Tupinambás lutam por terra em um estado anti-indígena

Na região de Olivença, no sul da Bahia, índios Tupinambás participam de ações coletivas de retomada de terras, enquanto aguardam, há 12 anos, a conclusão do processo de demarcação. Infelizmente, o jogo de interesse não favorece os índios, que são vítimas de violência por uma frente mista, que coloca "olho grande" no território indígena

LUCAS GAMA*
lucasgama@gmail.com

Desde a colonizaçao do Brasil, os povos indígenas vêm sendo desrespeitados quanto a sua cultura e seus direitos. Em 1500, estima-se que havia entre 2 e 4 milhões de índios no país. Hoje, são cerca de 900 mil, de acordo com o Instituto Brasileiro de Geografia e Estatísticas (IBGE), equivalente a menos de 0,5% da população brasileira. Houve (e há) uma contínua imposição cultural, na forma de se alimentar, de se vestir, na religião. Hoje, os direitos às terras são constantemente negociados, a partir de uma dinâmica econômica que tende a privilegiar os “donos” de terras e de negócios.

No Sul da Bahia, os Tupinambás de Olivença aguardam, há mais de 10 anos, a resolução do processo de demarcação de suas terras.
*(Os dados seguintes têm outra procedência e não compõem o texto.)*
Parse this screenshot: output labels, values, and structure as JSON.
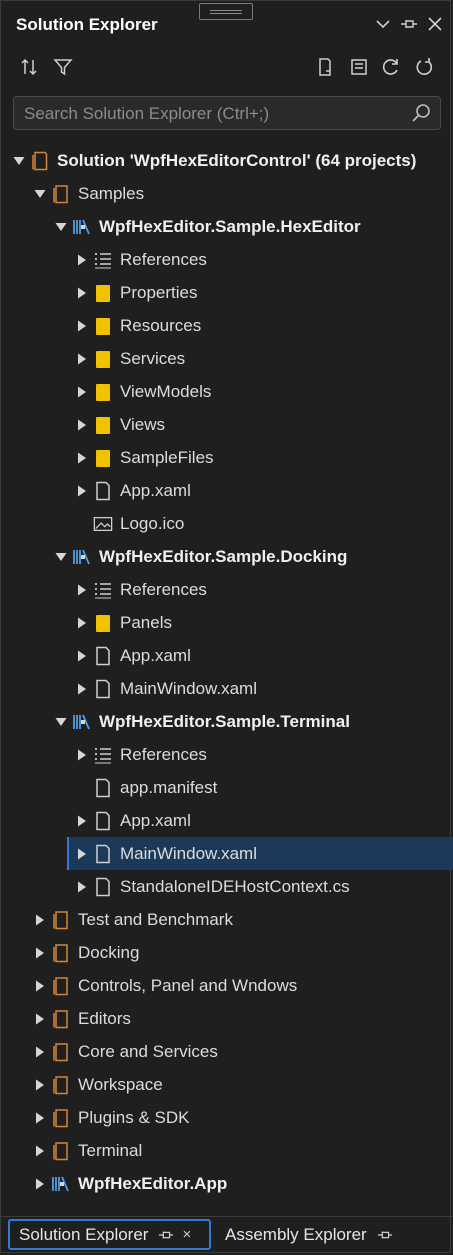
{
  "panel": {
    "title": "Solution Explorer"
  },
  "search": {
    "placeholder": "Search Solution Explorer (Ctrl+;)"
  },
  "tree": [
    {
      "label": "Solution 'WpfHexEditorControl' (64 projects)",
      "icon": "solution-icon",
      "expand": "open",
      "depth": 0,
      "bold": true
    },
    {
      "label": "Samples",
      "icon": "solution-folder-icon",
      "expand": "open",
      "depth": 1
    },
    {
      "label": "WpfHexEditor.Sample.HexEditor",
      "icon": "project-icon",
      "expand": "open",
      "depth": 2,
      "bold": true
    },
    {
      "label": "References",
      "icon": "references-icon",
      "expand": "closed",
      "depth": 3
    },
    {
      "label": "Properties",
      "icon": "folder-icon",
      "expand": "closed",
      "depth": 3
    },
    {
      "label": "Resources",
      "icon": "folder-icon",
      "expand": "closed",
      "depth": 3
    },
    {
      "label": "Services",
      "icon": "folder-icon",
      "expand": "closed",
      "depth": 3
    },
    {
      "label": "ViewModels",
      "icon": "folder-icon",
      "expand": "closed",
      "depth": 3
    },
    {
      "label": "Views",
      "icon": "folder-icon",
      "expand": "closed",
      "depth": 3
    },
    {
      "label": "SampleFiles",
      "icon": "folder-icon",
      "expand": "closed",
      "depth": 3
    },
    {
      "label": "App.xaml",
      "icon": "file-icon",
      "expand": "closed",
      "depth": 3
    },
    {
      "label": "Logo.ico",
      "icon": "image-file-icon",
      "expand": "none",
      "depth": 3
    },
    {
      "label": "WpfHexEditor.Sample.Docking",
      "icon": "project-icon",
      "expand": "open",
      "depth": 2,
      "bold": true
    },
    {
      "label": "References",
      "icon": "references-icon",
      "expand": "closed",
      "depth": 3
    },
    {
      "label": "Panels",
      "icon": "folder-icon",
      "expand": "closed",
      "depth": 3
    },
    {
      "label": "App.xaml",
      "icon": "file-icon",
      "expand": "closed",
      "depth": 3
    },
    {
      "label": "MainWindow.xaml",
      "icon": "file-icon",
      "expand": "closed",
      "depth": 3
    },
    {
      "label": "WpfHexEditor.Sample.Terminal",
      "icon": "project-icon",
      "expand": "open",
      "depth": 2,
      "bold": true
    },
    {
      "label": "References",
      "icon": "references-icon",
      "expand": "closed",
      "depth": 3
    },
    {
      "label": "app.manifest",
      "icon": "file-icon",
      "expand": "none",
      "depth": 3
    },
    {
      "label": "App.xaml",
      "icon": "file-icon",
      "expand": "closed",
      "depth": 3
    },
    {
      "label": "MainWindow.xaml",
      "icon": "file-icon",
      "expand": "closed",
      "depth": 3,
      "selected": true
    },
    {
      "label": "StandaloneIDEHostContext.cs",
      "icon": "file-icon",
      "expand": "closed",
      "depth": 3
    },
    {
      "label": "Test and Benchmark",
      "icon": "solution-folder-icon",
      "expand": "closed",
      "depth": 1
    },
    {
      "label": "Docking",
      "icon": "solution-folder-icon",
      "expand": "closed",
      "depth": 1
    },
    {
      "label": "Controls, Panel and Wndows",
      "icon": "solution-folder-icon",
      "expand": "closed",
      "depth": 1
    },
    {
      "label": "Editors",
      "icon": "solution-folder-icon",
      "expand": "closed",
      "depth": 1
    },
    {
      "label": "Core and Services",
      "icon": "solution-folder-icon",
      "expand": "closed",
      "depth": 1
    },
    {
      "label": "Workspace",
      "icon": "solution-folder-icon",
      "expand": "closed",
      "depth": 1
    },
    {
      "label": "Plugins & SDK",
      "icon": "solution-folder-icon",
      "expand": "closed",
      "depth": 1
    },
    {
      "label": "Terminal",
      "icon": "solution-folder-icon",
      "expand": "closed",
      "depth": 1
    },
    {
      "label": "WpfHexEditor.App",
      "icon": "project-icon",
      "expand": "closed",
      "depth": 1,
      "bold": true
    }
  ],
  "tabs": {
    "active_label": "Solution Explorer",
    "close_glyph": "×",
    "inactive_label": "Assembly Explorer"
  },
  "colors": {
    "background": "#1f1f1f",
    "selection": "#1b3a5a",
    "accent": "#2f7bd6",
    "folder": "#f2c200",
    "solution_folder": "#d4873a",
    "project": "#4f9de6"
  }
}
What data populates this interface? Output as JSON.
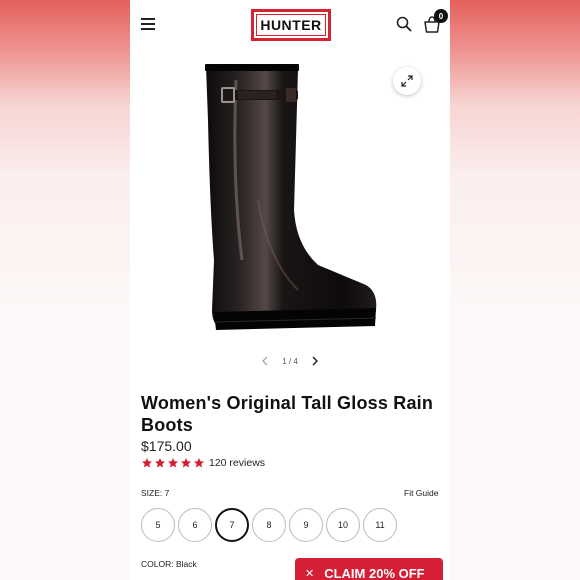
{
  "header": {
    "logo_text": "HUNTER",
    "cart_count": "0",
    "brand_color": "#d6232f"
  },
  "gallery": {
    "current": "1",
    "separator": "/",
    "total": "4"
  },
  "product": {
    "title": "Women's Original Tall Gloss Rain Boots",
    "price": "$175.00",
    "rating": 5,
    "reviews_text": "120 reviews",
    "star_color": "#d51f34"
  },
  "size": {
    "label": "SIZE: 7",
    "fit_guide": "Fit Guide",
    "options": [
      "5",
      "6",
      "7",
      "8",
      "9",
      "10",
      "11"
    ],
    "selected": "7"
  },
  "color": {
    "label": "COLOR:",
    "value": "Black"
  },
  "promo": {
    "close_icon": "close-icon",
    "label": "CLAIM 20% OFF"
  }
}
A Terra Indígena (TI) Tupinambá de Olivença, que compreende 47.376 hectares, em uma área predominantemente de Mata Atlântica e que abrange a costa marítima, engloba a região de Olivença, fazendo limite com a cidade de Ilheus, o município de Una, além de estar próximo de Itabuna. O TI está situado em uma região historicamente pautada pelo cultivo e exportação de cacau. Apesar da Fundação Nacional do Índio (FUNAI) ter reconhecido, em 2001, a etnia dos tupinambás e, em 2009, ter oficializado a identificação e delimitação da TI, o processo para a demarcação está empacado no Ministério da Justiça, que ultrapassou os prazos legais, impedindo o encaminhamento e continuação do processo. De acordo com estudos realizados pelo Instituto Socioambiental (ISA), em 2015, 228 processos de demarcação de terras indígenas ainda aguardavam homologação judicial.

Enquanto não ocorre a demarcação, os tupinambás lutam para preservar e garantir o seu espaço, principalmente, através da reocupação de terras que tradicionalmente os pertenciam. A intensificação do comércio de cacau nessa região, principalmente com o rush entre 1920 e 1940, foi o principal motor para expulsar os índios de suas terras. Muitas famílias vindas, principalmente do sertão, assumem trabalho e, posteriormente, as terras nas fazendas de cacau – como ilustrado em obras de Jorge Amado, como Cacau e Gabriela, Cravo e Canela. Muitos dos tupinambás aceitam trabalhar nas fazendas ou vão morar nas cidades. Outros foram para as serras, como explica Eduardo Guimarães, antropólogo e doutorando pela UFBA, que estuda questões quilombolas no Sul da Bahia: “como o cacau é uma cultura muito exigente de solos, os índios foram ‘enxotados’ para as serras, onde ficavam as piores terras”.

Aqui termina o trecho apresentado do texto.